Many perceive that the ICC Prosecutor has prioritized positive complementarity efforts over independent investigations, slowing progress on the Venezuela I case. Victims and their families, the Venezuelan democratic opposition, the ICC’s Office of Public Counsel for the Victims (OPCV) — which on November 22 urged Khan to expedite the case — and human rights organizations have all called for concrete action. More than three years after the investigation began, they demand tangible results.

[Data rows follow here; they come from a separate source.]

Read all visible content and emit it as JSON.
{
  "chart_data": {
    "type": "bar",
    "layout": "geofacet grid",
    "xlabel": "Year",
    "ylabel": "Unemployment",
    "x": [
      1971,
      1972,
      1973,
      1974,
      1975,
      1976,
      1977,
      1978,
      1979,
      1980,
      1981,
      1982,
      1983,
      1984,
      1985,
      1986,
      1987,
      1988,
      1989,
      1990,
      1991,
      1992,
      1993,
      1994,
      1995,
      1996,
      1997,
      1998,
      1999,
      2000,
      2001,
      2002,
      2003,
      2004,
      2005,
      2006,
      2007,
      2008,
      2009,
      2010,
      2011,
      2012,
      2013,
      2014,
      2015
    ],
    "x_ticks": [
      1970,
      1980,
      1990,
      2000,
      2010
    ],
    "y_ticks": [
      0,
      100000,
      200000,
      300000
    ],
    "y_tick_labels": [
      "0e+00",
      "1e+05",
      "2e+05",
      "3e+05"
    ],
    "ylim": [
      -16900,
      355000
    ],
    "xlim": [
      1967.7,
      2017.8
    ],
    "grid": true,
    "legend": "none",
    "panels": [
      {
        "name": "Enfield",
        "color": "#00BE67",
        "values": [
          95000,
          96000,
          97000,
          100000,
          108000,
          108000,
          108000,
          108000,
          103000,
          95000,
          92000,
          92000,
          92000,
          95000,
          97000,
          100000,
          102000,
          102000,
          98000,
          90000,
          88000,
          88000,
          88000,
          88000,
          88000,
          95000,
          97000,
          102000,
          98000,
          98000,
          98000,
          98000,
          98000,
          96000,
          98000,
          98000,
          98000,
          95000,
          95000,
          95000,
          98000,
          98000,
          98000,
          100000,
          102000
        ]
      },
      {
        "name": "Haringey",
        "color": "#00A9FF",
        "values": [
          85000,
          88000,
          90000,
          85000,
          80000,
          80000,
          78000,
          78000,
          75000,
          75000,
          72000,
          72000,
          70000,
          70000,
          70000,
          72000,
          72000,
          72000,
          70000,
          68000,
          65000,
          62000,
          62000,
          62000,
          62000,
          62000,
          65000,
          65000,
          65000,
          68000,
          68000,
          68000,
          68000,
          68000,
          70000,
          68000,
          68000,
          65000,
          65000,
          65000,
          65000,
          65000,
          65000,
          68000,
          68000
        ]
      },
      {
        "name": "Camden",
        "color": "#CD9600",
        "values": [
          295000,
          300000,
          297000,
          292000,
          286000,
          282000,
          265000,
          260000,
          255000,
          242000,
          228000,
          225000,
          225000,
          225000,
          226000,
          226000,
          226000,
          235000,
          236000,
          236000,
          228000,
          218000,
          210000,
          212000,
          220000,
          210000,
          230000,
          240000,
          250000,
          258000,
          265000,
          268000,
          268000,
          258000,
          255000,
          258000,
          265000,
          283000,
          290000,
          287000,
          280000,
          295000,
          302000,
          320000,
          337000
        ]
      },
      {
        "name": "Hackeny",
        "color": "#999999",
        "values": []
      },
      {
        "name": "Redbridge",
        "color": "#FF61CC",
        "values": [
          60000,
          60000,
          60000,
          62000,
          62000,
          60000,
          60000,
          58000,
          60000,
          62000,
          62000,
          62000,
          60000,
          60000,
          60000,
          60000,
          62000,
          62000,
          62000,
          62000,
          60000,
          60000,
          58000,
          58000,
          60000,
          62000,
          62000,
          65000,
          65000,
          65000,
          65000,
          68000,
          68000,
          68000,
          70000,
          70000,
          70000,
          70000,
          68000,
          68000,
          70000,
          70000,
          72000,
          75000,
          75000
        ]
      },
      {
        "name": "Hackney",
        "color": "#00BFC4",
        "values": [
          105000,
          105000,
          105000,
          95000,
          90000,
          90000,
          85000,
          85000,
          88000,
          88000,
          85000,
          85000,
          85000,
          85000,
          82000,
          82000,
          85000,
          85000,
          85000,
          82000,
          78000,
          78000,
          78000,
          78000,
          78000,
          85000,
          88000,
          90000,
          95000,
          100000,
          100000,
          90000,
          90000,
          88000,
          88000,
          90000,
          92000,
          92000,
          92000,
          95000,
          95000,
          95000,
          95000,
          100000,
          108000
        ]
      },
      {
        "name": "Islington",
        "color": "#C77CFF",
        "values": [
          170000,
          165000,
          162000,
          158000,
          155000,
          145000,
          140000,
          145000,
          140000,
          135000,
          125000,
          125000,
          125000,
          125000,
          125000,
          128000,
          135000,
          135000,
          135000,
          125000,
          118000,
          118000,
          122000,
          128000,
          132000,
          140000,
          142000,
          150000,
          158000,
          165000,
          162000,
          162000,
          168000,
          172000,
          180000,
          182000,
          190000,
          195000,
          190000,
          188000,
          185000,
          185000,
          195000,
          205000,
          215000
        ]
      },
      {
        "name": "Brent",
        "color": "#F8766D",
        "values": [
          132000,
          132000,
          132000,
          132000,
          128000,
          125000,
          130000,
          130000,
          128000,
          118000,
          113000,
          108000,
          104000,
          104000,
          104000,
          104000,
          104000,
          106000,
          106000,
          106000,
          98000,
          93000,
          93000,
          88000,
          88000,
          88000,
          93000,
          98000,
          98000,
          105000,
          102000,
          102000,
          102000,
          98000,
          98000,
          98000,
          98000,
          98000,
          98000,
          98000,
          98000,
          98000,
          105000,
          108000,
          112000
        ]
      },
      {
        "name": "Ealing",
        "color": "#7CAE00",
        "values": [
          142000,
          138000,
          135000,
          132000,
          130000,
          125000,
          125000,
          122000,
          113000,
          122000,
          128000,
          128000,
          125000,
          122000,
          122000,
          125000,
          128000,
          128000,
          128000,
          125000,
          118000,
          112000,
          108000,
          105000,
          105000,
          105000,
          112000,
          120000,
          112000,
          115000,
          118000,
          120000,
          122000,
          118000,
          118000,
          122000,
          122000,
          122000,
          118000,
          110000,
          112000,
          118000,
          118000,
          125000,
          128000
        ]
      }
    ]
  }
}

The emphasis on complementarity is even more problematic given the surge in repression following the July 28, 2024, elections, where opposition candidate Edmundo González was widely recognized as the winner despite a blatantly rigged process to declare Maduro president of Venezuela. As reported by the UN Fact-Finding Mission on Venezuela (FFM), the government escalated its most violent repressive tactics — systematically dismantling opposition forces, suppressing independent media, and silencing dissent through intimidation, arbitrary detentions, torture, and sexual violence. (Previous FFM reports had already found evidence of crimes against humanity and judicial complicity in these abuses.) According to the latest data from NGO Foro Penal, there were 2,062 political detainees between election day and the end of the year — a stark reminder of the stakes in Venezuela and the need for urgent action.